The world's largest computer software company has two months to decide whether to take the case to the European Court of Justice.

Microsoft Senior Vice President Brad Smith told a press conference in Brussels on Monday that court's ruling was ``disappointing'' - but the company was ``100 percent committed'' to complying with EU requirements to open up access for its rivals to the computer software market.

Microsoft's Windows operating system is used in about 90 percent of personal computers and the company has faced years of pressure from Brussels to end a virtual monopoly by making Windows easier to integrate with non-Microsoft software.

That means selling Windows without the obligatory Microsoft Media Player software, and providing rivals with crucial communications codes to enable them to market compatible software to Media Player.

In 2004, the Commission handed down its biggest single fine yet, accusing Microsoft of failing to comply, and thereby breaching EU rules outlawing abuses of a dominant commercial position.

Monday's  appeal ruling backed the Commission, declaring that bundling Microsoft operating systems and software together put fair competition at risk, and that the failure to offer enough Microsoft technical data to rivals to help them compete also amounted to a block on fair competition.

Competition Commissioner Neelie Kroes said the result backed more consumer choice and set an important precedent obliging dominant companies to allow competition, particularly in high-tech industries.

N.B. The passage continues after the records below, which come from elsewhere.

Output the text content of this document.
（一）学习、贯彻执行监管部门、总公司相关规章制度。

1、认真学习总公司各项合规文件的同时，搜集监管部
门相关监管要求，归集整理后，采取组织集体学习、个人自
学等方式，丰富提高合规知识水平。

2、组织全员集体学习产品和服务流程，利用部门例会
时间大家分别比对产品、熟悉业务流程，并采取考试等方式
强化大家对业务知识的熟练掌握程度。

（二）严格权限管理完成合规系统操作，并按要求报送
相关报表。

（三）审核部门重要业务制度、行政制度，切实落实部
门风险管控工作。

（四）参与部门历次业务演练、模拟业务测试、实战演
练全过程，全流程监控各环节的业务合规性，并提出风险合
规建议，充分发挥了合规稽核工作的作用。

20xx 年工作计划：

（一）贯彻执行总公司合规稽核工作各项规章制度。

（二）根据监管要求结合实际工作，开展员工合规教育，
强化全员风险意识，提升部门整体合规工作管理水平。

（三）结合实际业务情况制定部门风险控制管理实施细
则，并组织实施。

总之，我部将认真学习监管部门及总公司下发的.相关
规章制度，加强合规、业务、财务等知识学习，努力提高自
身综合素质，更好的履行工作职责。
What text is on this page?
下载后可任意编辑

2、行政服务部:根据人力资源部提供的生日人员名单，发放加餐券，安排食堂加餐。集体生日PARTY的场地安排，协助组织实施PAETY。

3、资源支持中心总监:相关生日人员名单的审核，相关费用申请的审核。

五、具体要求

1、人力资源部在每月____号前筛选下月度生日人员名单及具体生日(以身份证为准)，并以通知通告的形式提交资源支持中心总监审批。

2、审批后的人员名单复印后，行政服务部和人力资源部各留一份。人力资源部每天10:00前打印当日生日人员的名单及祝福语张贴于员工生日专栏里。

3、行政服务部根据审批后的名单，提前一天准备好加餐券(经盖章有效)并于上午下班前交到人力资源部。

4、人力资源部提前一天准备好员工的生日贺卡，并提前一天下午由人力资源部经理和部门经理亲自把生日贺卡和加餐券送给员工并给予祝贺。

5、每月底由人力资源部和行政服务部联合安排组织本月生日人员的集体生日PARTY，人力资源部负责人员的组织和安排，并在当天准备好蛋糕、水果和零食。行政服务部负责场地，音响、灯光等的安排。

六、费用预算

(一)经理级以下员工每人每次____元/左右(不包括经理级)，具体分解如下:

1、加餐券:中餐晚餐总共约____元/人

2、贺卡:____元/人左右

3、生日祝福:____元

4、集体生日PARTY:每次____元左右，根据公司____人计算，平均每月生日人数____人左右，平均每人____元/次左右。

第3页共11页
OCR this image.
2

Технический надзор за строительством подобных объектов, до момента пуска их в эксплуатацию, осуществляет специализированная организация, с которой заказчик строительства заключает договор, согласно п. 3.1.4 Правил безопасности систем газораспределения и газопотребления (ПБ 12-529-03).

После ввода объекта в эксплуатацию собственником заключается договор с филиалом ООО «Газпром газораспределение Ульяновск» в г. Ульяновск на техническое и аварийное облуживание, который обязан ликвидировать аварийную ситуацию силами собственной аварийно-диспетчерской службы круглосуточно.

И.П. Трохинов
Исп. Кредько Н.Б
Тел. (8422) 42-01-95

Commission President Jose Manuel Barroso added: ``This judgment confirms the objectivity and credibility of the Commission's competition policy, which protects European consumer interest and ensure fair competition between business in the internal market.''

The Software and Information Industry Association said the ruling was ``a victory for innovators and consumers everywhere'' and challenged Microsoft to open up its sales monopoly and provide the technical data for rivals to offer Windows-compatible software.

The Centre for Economic Performance commented: ``First, by illegally bundling Windows Media Player into its ubiquitous Windows operating system, Microsoft has driven rival media player firms out of the market.

``Second, by refusing to provide critical technical information about Windows, it has severely disadvantaged rival manufacturers who needed this information to make their server operating systems run smoothly with Windows-dominated personal computer operating systems.''

But the Computing Technology Industry Association countered that the judgment was ``a significant blow to free enterprise in Europe''.

The association's anti-trust counsel, Lars Liebeler, went on: ``This decision encourages competitors to bring legal action against each other rather than compete aggressively in the marketplace.

``The decision will drive away innovative firms that succeed in the market by threatening them with confiscation of their intellectual property.''

The judgment reduced incentives for investment in product research and development, he said.

Microsoft's Brad Smith said the issue raised concerns about the protection of trade secrets and he pointed out that, in the monopoly stakes, IBM had ``99 percent to 100 percent'' of the European market in mainframe computers, that Apple's iPod had about 70 percent of its market sector, and Google dominated its sector, with 80 percent to 90 percent of the search engine market.

But he said Microsoft was prepared to ``take new steps to broaden inter-operability partnerships'', and cooperate with the Commission in trying to adjust the prices Microsoft charged for access to the communications protocols' required by other firms to produce software fully compatible with the Windows operating system.

And he vowed the growth in Microsoft investment in European technology research and development - running at around £350 million a year compared with about £2 million a year a decade ago - would not be affected by the verdict.

Meanwhile, Windows would continue to be sold as a package with Media Player software - but customers would also be able to buy Windows separately if they wished.

Asked about the possibility of a last appeal, he said the company was still studying the judgment details, and had up to two months to decide what to do next.